DealLawyers.com Blog

March 17, 2017

Sandys v. Pincus: Director Independence Practice Points

This Cleary memo recapping its recent “M&A, Antitrust & the Board Room in 2017” event included a discussion of director independence issues in light of Sandys v. Pincus and identified the following practice points for assessing independence:

– At least annually, have directors complete questionnaires drafted in manner that is sufficient to permit an objective assessment of director independence, and consider re-circulating these questionnaires off-cycle if the company has a material transaction on the horizon.

– If these questionnaires reveal relationships and interests that may implicate independence, the inhouse legal department should be asking follow up questions to determine more information about these relationships and interests. It will be important to be obtain information that will permit the board’s evaluation of independence to be sensitive to nuances – e.g., going golfing a few times a year is a different relationship than renting vacation homes together.

– Expect plaintiffs’ counsel to use internet search engines to check for indicia of a lack of independence.

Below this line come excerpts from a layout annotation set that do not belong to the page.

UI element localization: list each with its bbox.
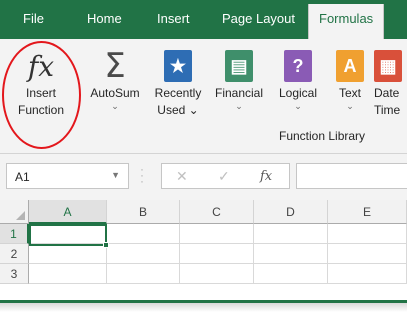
formula-bar-buttons: ✕ ✓ fx [161,163,290,189]
name-box-value: A1 [15,170,30,184]
tab-formulas[interactable]: Formulas [308,4,385,39]
cell[interactable] [107,244,180,264]
cell[interactable] [328,224,407,244]
recently-used-label-line1: Recently [154,86,202,100]
row-header-3[interactable]: 3 [0,264,29,284]
name-box[interactable]: A1 ▼ [6,163,129,189]
select-all-corner[interactable] [0,200,29,224]
financial-button[interactable]: ▤ Financial ⌄ [210,47,268,111]
star-book-icon: ★ [164,50,192,82]
date-time-label-line1: Date [374,86,400,100]
window-shadow [0,303,407,312]
date-time-label-line2: Time [374,103,401,117]
text-button[interactable]: A Text ⌄ [330,47,370,111]
cell[interactable] [29,264,107,284]
cell[interactable] [107,224,180,244]
cell[interactable] [180,224,254,244]
formula-input[interactable] [296,163,407,189]
chevron-down-icon[interactable]: ▼ [111,170,120,180]
column-header-a[interactable]: A [29,200,107,224]
active-cell-a1[interactable] [29,224,109,248]
column-header-b[interactable]: B [107,200,180,224]
recently-used-label-line2: Used ⌄ [157,103,199,117]
excel-window: File Home Insert Page Layout Formulas fx… [0,0,407,303]
date-time-button[interactable]: ▦ Date Time [374,47,407,119]
fx-icon[interactable]: fx [260,169,272,184]
text-book-icon: A [336,50,364,82]
column-header-c[interactable]: C [180,200,254,224]
autosum-button[interactable]: Σ AutoSum ⌄ [84,47,146,111]
chevron-down-icon: ⌄ [294,101,302,111]
formula-bar: A1 ▼ · · · ✕ ✓ fx [0,154,407,200]
function-library-group-label: Function Library [279,129,366,143]
ribbon-formulas: fx Insert Function Σ AutoSum ⌄ ★ Recentl… [0,39,407,154]
logical-label: Logical [278,86,318,100]
cell[interactable] [180,244,254,264]
financial-label: Financial [214,86,264,100]
grip-dots-icon[interactable]: · · · [140,163,144,187]
row-header-1[interactable]: 1 [0,224,29,244]
calendar-book-icon: ▦ [374,50,402,82]
autosum-label: AutoSum [90,86,140,100]
highlight-circle [2,41,81,149]
enter-check-icon[interactable]: ✓ [218,168,230,185]
fill-handle[interactable] [103,242,109,248]
cell[interactable] [328,244,407,264]
row-header-2[interactable]: 2 [0,244,29,264]
recently-used-button[interactable]: ★ Recently Used ⌄ [149,47,207,119]
financial-book-icon: ▤ [225,50,253,82]
cell[interactable] [254,244,328,264]
text-label: Text [338,86,361,100]
cell[interactable] [254,224,328,244]
chevron-down-icon: ⌄ [346,101,354,111]
column-header-d[interactable]: D [254,200,328,224]
column-header-e[interactable]: E [328,200,407,224]
cell[interactable] [107,264,180,284]
ribbon-tab-bar: File Home Insert Page Layout Formulas [0,0,407,39]
logical-book-icon: ? [284,50,312,82]
cell[interactable] [180,264,254,284]
tab-home[interactable]: Home [87,11,122,26]
tab-page-layout[interactable]: Page Layout [222,11,295,26]
cell[interactable] [328,264,407,284]
cell[interactable] [254,264,328,284]
worksheet-grid[interactable]: A B C D E 1 2 3 [0,200,407,300]
sigma-icon: Σ [104,46,126,86]
chevron-down-icon: ⌄ [235,101,243,111]
logical-button[interactable]: ? Logical ⌄ [272,47,324,111]
chevron-down-icon: ⌄ [111,101,119,111]
cell[interactable] [29,244,107,264]
tab-insert[interactable]: Insert [157,11,190,26]
cancel-icon[interactable]: ✕ [176,168,188,185]
tab-file[interactable]: File [23,11,44,26]
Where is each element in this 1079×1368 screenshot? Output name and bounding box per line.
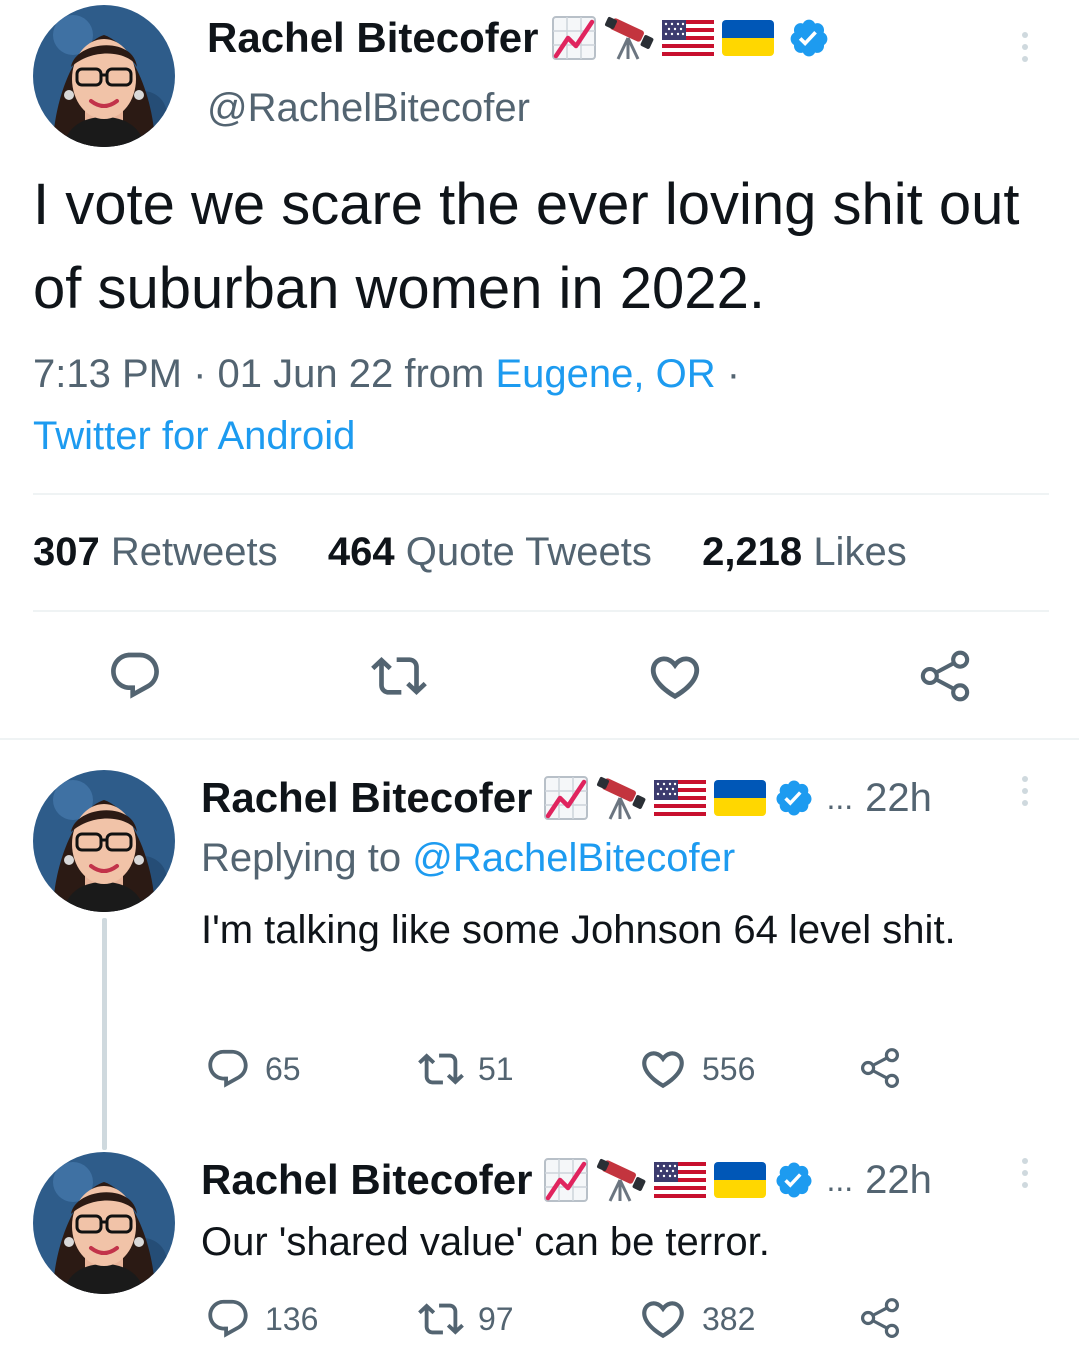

Corporations should do the same as a secondary way to check whether directors have relationships and interests that merit further consideration.

– Be willing to have hard conversations with people who have been on the board together a long time to determine whether they can still be independent.

– Consider whether it might be appropriate to set up a standing litigation committee consisting of independent directors to avoid the situation faced in Sandys v. Pincus.